10 Years Of WEEE Recycling – Why We Need To Adapt To Survive

Phil Gibbs, joint director of Pure Planet Recycling, looks back over the last 10 years of waste electrical and electronic equipment (WEEE) recycling and finds the key to success is the ability to adapt to an ever-shifting landscape.

If there’s one thing I’ve learned in 10 years of WEEE recycling, it’s this: evolution is everything. The WEEE recycling landscape, like any other, is constantly changing. And the only way to navigate those changes is to be able to adapt – just like a chameleon changes the colour of its skin to reflect its current environment.

Take the 2008 recession, for example. Pure Plant Recycling was just a year old when it hit, and the operating environment changed dramatically. Consumer spending slowed, and customers were understandably reluctant to make new purchases, instead holding on to their equipment for longer.

It’s a shift that could have stopped us and many others in our tracks, had we not been in willing to adapt. As a new, relatively small company, we were able to think on our feet and implement changes quickly. Our core mission and values remained the same (we were still a chameleon, after all!) but we had to find ways to fit in with the landscape around us. It meant we could ride out the season until the market had stabilised. To quote the author H. G. Wells, it was definitely a case of adapt or perish.

Education – Increasing Awareness & Avoiding Complacency

Of course, there have been plenty more changes over the last decade. Back in 2007, the general public had never heard of WEEE recycling. The WEEE Regulations 2006 were still relatively new, and most people simply threw their old electronics in the bin and didn’t give them a second thought.

Over the next few years, education on the disposal of electrical waste gradually increased, and public knowledge is now much better. It has certainly benefitted the industry as a whole, and improved the operating environment. But that’s not to say the challenge is over, and it’s important for us not to rest on our laurels.

On the one hand, we need to continue to educate on the reuse, recovery and recycling of electrical waste prior to its disposal. But it will be equally important to implement this knowledge further back in the chain – at the point when products are manufactured.

Including more recycled materials in the development of new products will lead to more stable pricing for materials with a steady demand. And if we can further increase awareness on the demand for these materials, both consumers and business markets will be encouraged to recycle more effectively.

ISO14001: Helping To Weed Out The Good Suppliers From The Bad

There have also been changes in regulations along the way that have had a positive impact on the industry. We welcomed the introduction of ISO14001 with open arms, because it enables customers to weed out the good suppliers from the bad. Now, there’s an expectation that suppliers must have a waste management permit, correct procedures in place and all the necessary paperwork.

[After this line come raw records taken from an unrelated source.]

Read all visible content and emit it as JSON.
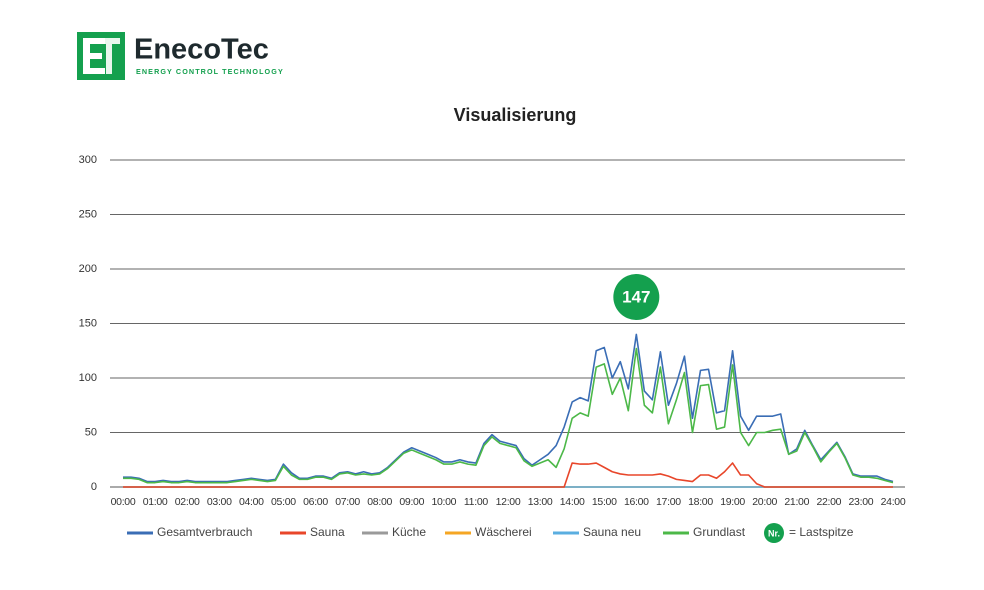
{
  "header": {
    "brand": "EnecoTec",
    "tagline": "ENERGY CONTROL TECHNOLOGY"
  },
  "chart_data": {
    "type": "line",
    "title": "Visualisierung",
    "x": [
      0,
      0.25,
      0.5,
      0.75,
      1,
      1.25,
      1.5,
      1.75,
      2,
      2.25,
      2.5,
      2.75,
      3,
      3.25,
      3.5,
      3.75,
      4,
      4.25,
      4.5,
      4.75,
      5,
      5.25,
      5.5,
      5.75,
      6,
      6.25,
      6.5,
      6.75,
      7,
      7.25,
      7.5,
      7.75,
      8,
      8.25,
      8.5,
      8.75,
      9,
      9.25,
      9.5,
      9.75,
      10,
      10.25,
      10.5,
      10.75,
      11,
      11.25,
      11.5,
      11.75,
      12,
      12.25,
      12.5,
      12.75,
      13,
      13.25,
      13.5,
      13.75,
      14,
      14.25,
      14.5,
      14.75,
      15,
      15.25,
      15.5,
      15.75,
      16,
      16.25,
      16.5,
      16.75,
      17,
      17.25,
      17.5,
      17.75,
      18,
      18.25,
      18.5,
      18.75,
      19,
      19.25,
      19.5,
      19.75,
      20,
      20.25,
      20.5,
      20.75,
      21,
      21.25,
      21.5,
      21.75,
      22,
      22.25,
      22.5,
      22.75,
      23,
      23.25,
      23.5,
      23.75,
      24
    ],
    "xlim": [
      0,
      24
    ],
    "xticks": [
      {
        "value": 0,
        "label": "00:00"
      },
      {
        "value": 1,
        "label": "01:00"
      },
      {
        "value": 2,
        "label": "02:00"
      },
      {
        "value": 3,
        "label": "03:00"
      },
      {
        "value": 4,
        "label": "04:00"
      },
      {
        "value": 5,
        "label": "05:00"
      },
      {
        "value": 6,
        "label": "06:00"
      },
      {
        "value": 7,
        "label": "07:00"
      },
      {
        "value": 8,
        "label": "08:00"
      },
      {
        "value": 9,
        "label": "09:00"
      },
      {
        "value": 10,
        "label": "10:00"
      },
      {
        "value": 11,
        "label": "11:00"
      },
      {
        "value": 12,
        "label": "12:00"
      },
      {
        "value": 13,
        "label": "13:00"
      },
      {
        "value": 14,
        "label": "14:00"
      },
      {
        "value": 15,
        "label": "15:00"
      },
      {
        "value": 16,
        "label": "16:00"
      },
      {
        "value": 17,
        "label": "17:00"
      },
      {
        "value": 18,
        "label": "18:00"
      },
      {
        "value": 19,
        "label": "19:00"
      },
      {
        "value": 20,
        "label": "20:00"
      },
      {
        "value": 21,
        "label": "21:00"
      },
      {
        "value": 22,
        "label": "22:00"
      },
      {
        "value": 23,
        "label": "23:00"
      },
      {
        "value": 24,
        "label": "24:00"
      }
    ],
    "ylim": [
      0,
      300
    ],
    "yticks": [
      0,
      50,
      100,
      150,
      200,
      250,
      300
    ],
    "grid": true,
    "series": [
      {
        "name": "Gesamtverbrauch",
        "color": "#3a6db5",
        "values": [
          9,
          9,
          8,
          5,
          5,
          6,
          5,
          5,
          6,
          5,
          5,
          5,
          5,
          5,
          6,
          7,
          8,
          7,
          6,
          7,
          21,
          13,
          8,
          8,
          10,
          10,
          8,
          13,
          14,
          12,
          14,
          12,
          13,
          18,
          25,
          32,
          36,
          33,
          30,
          27,
          23,
          23,
          25,
          23,
          22,
          40,
          48,
          42,
          40,
          38,
          26,
          20,
          25,
          30,
          38,
          55,
          78,
          82,
          79,
          125,
          128,
          100,
          115,
          90,
          140,
          88,
          80,
          124,
          75,
          95,
          120,
          63,
          107,
          108,
          68,
          70,
          125,
          65,
          52,
          65,
          65,
          65,
          67,
          30,
          35,
          52,
          38,
          25,
          33,
          41,
          28,
          12,
          10,
          10,
          10,
          7,
          5
        ]
      },
      {
        "name": "Sauna",
        "color": "#e8462a",
        "values": [
          0,
          0,
          0,
          0,
          0,
          0,
          0,
          0,
          0,
          0,
          0,
          0,
          0,
          0,
          0,
          0,
          0,
          0,
          0,
          0,
          0,
          0,
          0,
          0,
          0,
          0,
          0,
          0,
          0,
          0,
          0,
          0,
          0,
          0,
          0,
          0,
          0,
          0,
          0,
          0,
          0,
          0,
          0,
          0,
          0,
          0,
          0,
          0,
          0,
          0,
          0,
          0,
          0,
          0,
          0,
          0,
          22,
          21,
          21,
          22,
          18,
          14,
          12,
          11,
          11,
          11,
          11,
          12,
          10,
          7,
          6,
          5,
          11,
          11,
          8,
          14,
          22,
          11,
          11,
          3,
          0,
          0,
          0,
          0,
          0,
          0,
          0,
          0,
          0,
          0,
          0,
          0,
          0,
          0,
          0,
          0,
          0
        ]
      },
      {
        "name": "Küche",
        "color": "#9a9a9a",
        "values": [
          0,
          0,
          0,
          0,
          0,
          0,
          0,
          0,
          0,
          0,
          0,
          0,
          0,
          0,
          0,
          0,
          0,
          0,
          0,
          0,
          0,
          0,
          0,
          0,
          0,
          0,
          0,
          0,
          0,
          0,
          0,
          0,
          0,
          0,
          0,
          0,
          0,
          0,
          0,
          0,
          0,
          0,
          0,
          0,
          0,
          0,
          0,
          0,
          0,
          0,
          0,
          0,
          0,
          0,
          0,
          0,
          0,
          0,
          0,
          0,
          0,
          0,
          0,
          0,
          0,
          0,
          0,
          0,
          0,
          0,
          0,
          0,
          0,
          0,
          0,
          0,
          0,
          0,
          0,
          0,
          0,
          0,
          0,
          0,
          0,
          0,
          0,
          0,
          0,
          0,
          0,
          0,
          0,
          0,
          0,
          0,
          0
        ]
      },
      {
        "name": "Wäscherei",
        "color": "#f5a623",
        "values": [
          0,
          0,
          0,
          0,
          0,
          0,
          0,
          0,
          0,
          0,
          0,
          0,
          0,
          0,
          0,
          0,
          0,
          0,
          0,
          0,
          0,
          0,
          0,
          0,
          0,
          0,
          0,
          0,
          0,
          0,
          0,
          0,
          0,
          0,
          0,
          0,
          0,
          0,
          0,
          0,
          0,
          0,
          0,
          0,
          0,
          0,
          0,
          0,
          0,
          0,
          0,
          0,
          0,
          0,
          0,
          0,
          0,
          0,
          0,
          0,
          0,
          0,
          0,
          0,
          0,
          0,
          0,
          0,
          0,
          0,
          0,
          0,
          0,
          0,
          0,
          0,
          0,
          0,
          0,
          0,
          0,
          0,
          0,
          0,
          0,
          0,
          0,
          0,
          0,
          0,
          0,
          0,
          0,
          0,
          0,
          0,
          0
        ]
      },
      {
        "name": "Sauna neu",
        "color": "#5aaee0",
        "values": [
          0,
          0,
          0,
          0,
          0,
          0,
          0,
          0,
          0,
          0,
          0,
          0,
          0,
          0,
          0,
          0,
          0,
          0,
          0,
          0,
          0,
          0,
          0,
          0,
          0,
          0,
          0,
          0,
          0,
          0,
          0,
          0,
          0,
          0,
          0,
          0,
          0,
          0,
          0,
          0,
          0,
          0,
          0,
          0,
          0,
          0,
          0,
          0,
          0,
          0,
          0,
          0,
          0,
          0,
          0,
          0,
          0,
          0,
          0,
          0,
          0,
          0,
          0,
          0,
          0,
          0,
          0,
          0,
          0,
          0,
          0,
          0,
          0,
          0,
          0,
          0,
          0,
          0,
          0,
          0,
          0,
          0,
          0,
          0,
          0,
          0,
          0,
          0,
          0,
          0,
          0,
          0,
          0,
          0,
          0,
          0,
          0
        ]
      },
      {
        "name": "Grundlast",
        "color": "#4cb848",
        "values": [
          8,
          8,
          7,
          4,
          4,
          5,
          4,
          4,
          5,
          4,
          4,
          4,
          4,
          4,
          5,
          6,
          7,
          6,
          5,
          6,
          19,
          11,
          7,
          7,
          9,
          9,
          7,
          12,
          13,
          11,
          12,
          11,
          12,
          17,
          24,
          31,
          34,
          31,
          28,
          25,
          21,
          21,
          23,
          21,
          20,
          38,
          46,
          40,
          38,
          36,
          24,
          19,
          22,
          25,
          18,
          35,
          63,
          68,
          65,
          110,
          113,
          85,
          100,
          70,
          127,
          75,
          68,
          110,
          58,
          80,
          105,
          50,
          93,
          94,
          53,
          55,
          112,
          50,
          38,
          50,
          50,
          52,
          53,
          30,
          33,
          50,
          37,
          23,
          32,
          40,
          27,
          11,
          9,
          9,
          8,
          6,
          4
        ]
      }
    ],
    "annotation": {
      "label": "147",
      "x": 16
    },
    "legend_note": {
      "badge": "Nr.",
      "text": "= Lastspitze"
    }
  }
}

We also closely monitored the Environment Agency’s crackdown on illegal waste operators, including overseas shipments of electrical waste. Between 2015 and 2016, a national EA taskforce shut down almost 1,000 illegal waste sites and prosecuted more than 50 waste firms. Although not solely linked to electrical waste – illegal exports of WEEE and household waste actually fell by 17% between 2014 and 2016 – it revealed a large-scale problem within the waste and recycling industry as a whole. Not only that, but it further cemented the importance of processing our waste here in the UK.

Adapting Business Models To Suit Customers’ Changing Needs

From a service point of view, business models are constantly evolving. One example is free WEEE collections: where companies like ours once offered this, we’re seeing far fewer companies who do. This relied on the commodities and materials market being strong enough to offer the rebate. And as with anything of this nature, this has gone up and down in line with the global market.

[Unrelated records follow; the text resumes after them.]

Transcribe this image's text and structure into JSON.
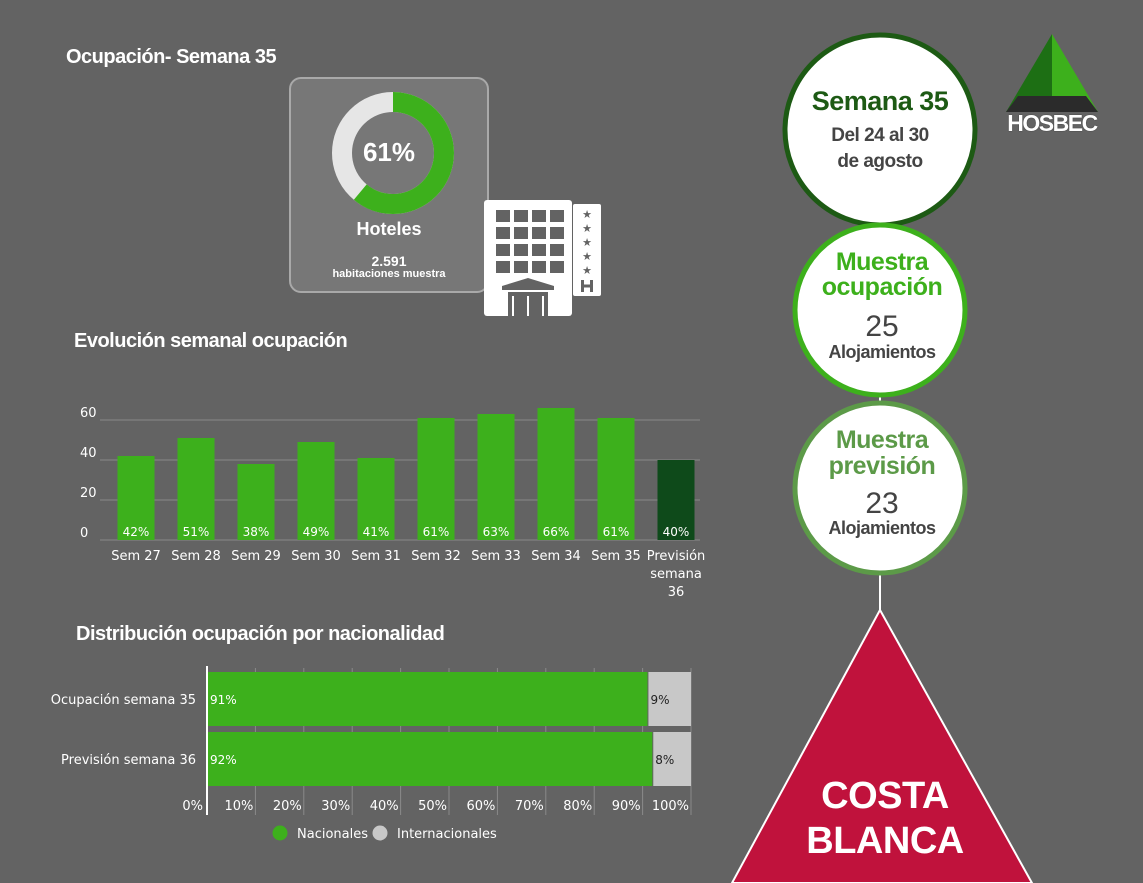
{
  "header": {
    "title": "Ocupación- Semana 35"
  },
  "occupancy_card": {
    "percent_label": "61%",
    "percent_value": 61,
    "type": "Hoteles",
    "rooms_count": "2.591",
    "rooms_label": "habitaciones muestra"
  },
  "evolution": {
    "title": "Evolución semanal ocupación"
  },
  "distribution": {
    "title": "Distribución ocupación por nacionalidad"
  },
  "chart_data": [
    {
      "type": "bar",
      "categories": [
        "Sem 27",
        "Sem 28",
        "Sem 29",
        "Sem 30",
        "Sem 31",
        "Sem 32",
        "Sem 33",
        "Sem 34",
        "Sem 35",
        "Previsión semana 36"
      ],
      "values": [
        42,
        51,
        38,
        49,
        41,
        61,
        63,
        66,
        61,
        40
      ],
      "data_labels": [
        "42%",
        "51%",
        "38%",
        "49%",
        "41%",
        "61%",
        "63%",
        "66%",
        "61%",
        "40%"
      ],
      "yticks": [
        "0",
        "20",
        "40",
        "60"
      ],
      "ylim": [
        0,
        70
      ],
      "grid": true,
      "colors": {
        "actual": "#3db01c",
        "forecast": "#0e4a1a"
      }
    },
    {
      "type": "bar",
      "orientation": "horizontal",
      "stacked": true,
      "categories": [
        "Ocupación semana 35",
        "Previsión semana 36"
      ],
      "series": [
        {
          "name": "Nacionales",
          "values": [
            91,
            92
          ],
          "labels": [
            "91%",
            "92%"
          ],
          "color": "#3db01c"
        },
        {
          "name": "Internacionales",
          "values": [
            9,
            8
          ],
          "labels": [
            "9%",
            "8%"
          ],
          "color": "#c8c8c8"
        }
      ],
      "xticks": [
        "0%",
        "10%",
        "20%",
        "30%",
        "40%",
        "50%",
        "60%",
        "70%",
        "80%",
        "90%",
        "100%"
      ],
      "xlim": [
        0,
        100
      ],
      "legend": "bottom"
    }
  ],
  "timeline": {
    "week": {
      "title": "Semana 35",
      "range_line1": "Del 24 al 30",
      "range_line2": "de agosto"
    },
    "sample_occupancy": {
      "title_line1": "Muestra",
      "title_line2": "ocupación",
      "count": "25",
      "unit": "Alojamientos"
    },
    "sample_forecast": {
      "title_line1": "Muestra",
      "title_line2": "previsión",
      "count": "23",
      "unit": "Alojamientos"
    },
    "region": {
      "line1": "COSTA",
      "line2": "BLANCA"
    },
    "colors": {
      "week": "#1d5a14",
      "occupancy": "#3db01c",
      "forecast": "#5c9a48",
      "region": "#c0123c"
    }
  },
  "logo": {
    "text": "HOSBEC"
  }
}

As well as this, our customers’ needs have changed over the last decade, and like any business we’ve had to re-think the way we operate in line with this. As more businesses and organisations required a national service – many of them operating from multiple sites across the UK – we widened our service regions. In 2013, we expanded to 19 counties in the south east. And in 2017 we announced a fully national service.

Of course, this in itself has instigated more changes, including the introduction of an environmentally friendly transport route planner to reduce the Co2 count. And we’ll continue to modify the way we work in order to retain our core values and do everything we can to recycle electrical waste responsibly.

There’s no doubt that further changes await the wider industry in the future. But our hope is that by continuing to adapt, we’ll be able to look back on another decade of responsible WEEE recycling in 2027.